Especially preferred by the present invention is a variant with made of polymers containing 55 to 75 mol% of assemblies of the formula Ia and / or Ib and / or Ic, 19.5 to 39.5 mol% of assemblies of formula II, 0.5 to 2 mol% of the groups of the formula IIIa and IIIb and 5 to 20 mol% of groups of the formula IVa and IVb.

The However, the present invention also provides a method variant, in which the polymers additionally to 50 mol% and in particular up to 20 mol%, based on the sum of the components of the formula I, II, III and IV to assemblies whose monomers contain a vinyl or (meth) acrylic acid derivative.
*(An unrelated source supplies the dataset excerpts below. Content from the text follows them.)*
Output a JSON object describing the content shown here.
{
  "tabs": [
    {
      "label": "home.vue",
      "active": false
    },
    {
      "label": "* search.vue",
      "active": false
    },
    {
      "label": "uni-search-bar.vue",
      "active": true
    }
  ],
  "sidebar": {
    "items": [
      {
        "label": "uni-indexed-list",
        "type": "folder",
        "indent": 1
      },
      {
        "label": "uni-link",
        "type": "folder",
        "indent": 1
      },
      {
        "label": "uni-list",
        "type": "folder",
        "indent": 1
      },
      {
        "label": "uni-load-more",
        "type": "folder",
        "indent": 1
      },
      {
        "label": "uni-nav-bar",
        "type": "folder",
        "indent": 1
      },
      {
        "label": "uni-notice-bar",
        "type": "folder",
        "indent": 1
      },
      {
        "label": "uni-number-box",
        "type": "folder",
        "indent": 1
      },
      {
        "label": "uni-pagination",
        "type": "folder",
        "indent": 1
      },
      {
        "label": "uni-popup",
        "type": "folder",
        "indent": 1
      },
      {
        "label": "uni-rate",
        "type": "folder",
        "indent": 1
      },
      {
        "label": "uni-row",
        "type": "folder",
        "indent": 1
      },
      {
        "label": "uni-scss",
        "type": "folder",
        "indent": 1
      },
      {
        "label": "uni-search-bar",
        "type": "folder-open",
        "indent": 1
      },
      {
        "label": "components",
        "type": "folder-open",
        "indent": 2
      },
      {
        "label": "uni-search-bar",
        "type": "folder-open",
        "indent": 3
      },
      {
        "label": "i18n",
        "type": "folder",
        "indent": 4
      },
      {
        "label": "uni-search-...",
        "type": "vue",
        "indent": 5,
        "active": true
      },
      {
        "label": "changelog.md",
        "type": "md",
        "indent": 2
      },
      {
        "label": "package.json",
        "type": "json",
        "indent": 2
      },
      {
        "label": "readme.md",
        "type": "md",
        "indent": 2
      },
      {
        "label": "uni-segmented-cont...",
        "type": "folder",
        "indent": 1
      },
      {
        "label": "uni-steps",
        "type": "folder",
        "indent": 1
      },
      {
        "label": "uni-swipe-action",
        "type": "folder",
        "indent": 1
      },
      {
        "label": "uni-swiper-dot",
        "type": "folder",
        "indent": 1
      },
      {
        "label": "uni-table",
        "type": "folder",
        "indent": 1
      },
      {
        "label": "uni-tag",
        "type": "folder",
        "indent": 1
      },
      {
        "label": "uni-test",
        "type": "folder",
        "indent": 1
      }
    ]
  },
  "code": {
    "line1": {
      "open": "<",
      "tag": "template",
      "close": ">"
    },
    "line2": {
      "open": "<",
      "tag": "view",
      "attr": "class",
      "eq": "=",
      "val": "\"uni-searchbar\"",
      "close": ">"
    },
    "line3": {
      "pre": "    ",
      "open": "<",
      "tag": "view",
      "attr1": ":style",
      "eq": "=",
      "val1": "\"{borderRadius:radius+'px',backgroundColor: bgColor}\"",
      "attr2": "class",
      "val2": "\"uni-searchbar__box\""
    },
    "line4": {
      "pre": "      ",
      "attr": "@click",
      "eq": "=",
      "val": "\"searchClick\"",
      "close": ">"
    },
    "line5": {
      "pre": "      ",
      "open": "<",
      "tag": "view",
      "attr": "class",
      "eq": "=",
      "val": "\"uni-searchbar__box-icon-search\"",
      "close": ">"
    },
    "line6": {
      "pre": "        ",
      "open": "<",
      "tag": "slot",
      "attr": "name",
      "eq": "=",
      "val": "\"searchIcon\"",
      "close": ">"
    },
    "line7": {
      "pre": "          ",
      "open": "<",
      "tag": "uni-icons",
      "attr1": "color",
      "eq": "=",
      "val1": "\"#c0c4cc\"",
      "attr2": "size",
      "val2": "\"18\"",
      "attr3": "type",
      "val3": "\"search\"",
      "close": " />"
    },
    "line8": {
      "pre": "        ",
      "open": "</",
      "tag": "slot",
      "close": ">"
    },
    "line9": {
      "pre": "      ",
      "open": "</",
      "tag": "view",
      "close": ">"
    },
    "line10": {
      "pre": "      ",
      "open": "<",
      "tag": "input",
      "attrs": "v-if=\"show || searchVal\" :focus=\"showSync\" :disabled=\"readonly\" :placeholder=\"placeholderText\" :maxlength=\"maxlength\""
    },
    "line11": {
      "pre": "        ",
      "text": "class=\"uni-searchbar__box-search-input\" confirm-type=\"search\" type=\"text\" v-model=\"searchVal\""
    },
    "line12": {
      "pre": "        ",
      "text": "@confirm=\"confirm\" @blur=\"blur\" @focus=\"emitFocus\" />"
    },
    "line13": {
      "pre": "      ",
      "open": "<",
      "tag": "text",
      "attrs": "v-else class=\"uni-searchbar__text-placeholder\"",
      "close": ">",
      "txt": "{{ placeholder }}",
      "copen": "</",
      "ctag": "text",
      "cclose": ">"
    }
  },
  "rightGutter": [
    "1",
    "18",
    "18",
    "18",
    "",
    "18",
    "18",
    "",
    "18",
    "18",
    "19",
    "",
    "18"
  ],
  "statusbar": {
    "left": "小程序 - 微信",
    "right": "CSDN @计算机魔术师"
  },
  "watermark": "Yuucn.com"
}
As monomeric Vinyl derivatives are particularly preferred in this context Styrene, α-methylstyrene, vinyl acetate, vinyl propionate, ethylene, Propylene, isobutene, N-vinylpyrrolidone, allylsulfonic acid, Methallylsulfonic acid, vinylsulfonic acid or vinylphosphonic acid in question. Particularly preferred are such polymers, their component I using hydroxyalkyl (meth) acrylates, acrylamide, methacrylamide, AMPS, methyl methacrylate, methyl acrylate, butyl acrylate or cyclohexyl acrylate was prepared as a monomeric (meth) acrylic acid derivative.

The claimed method is particularly suitable for reducing of acetaldehyde levels in copolymers having an average molecular weight from 1000 to 200000 g / mol.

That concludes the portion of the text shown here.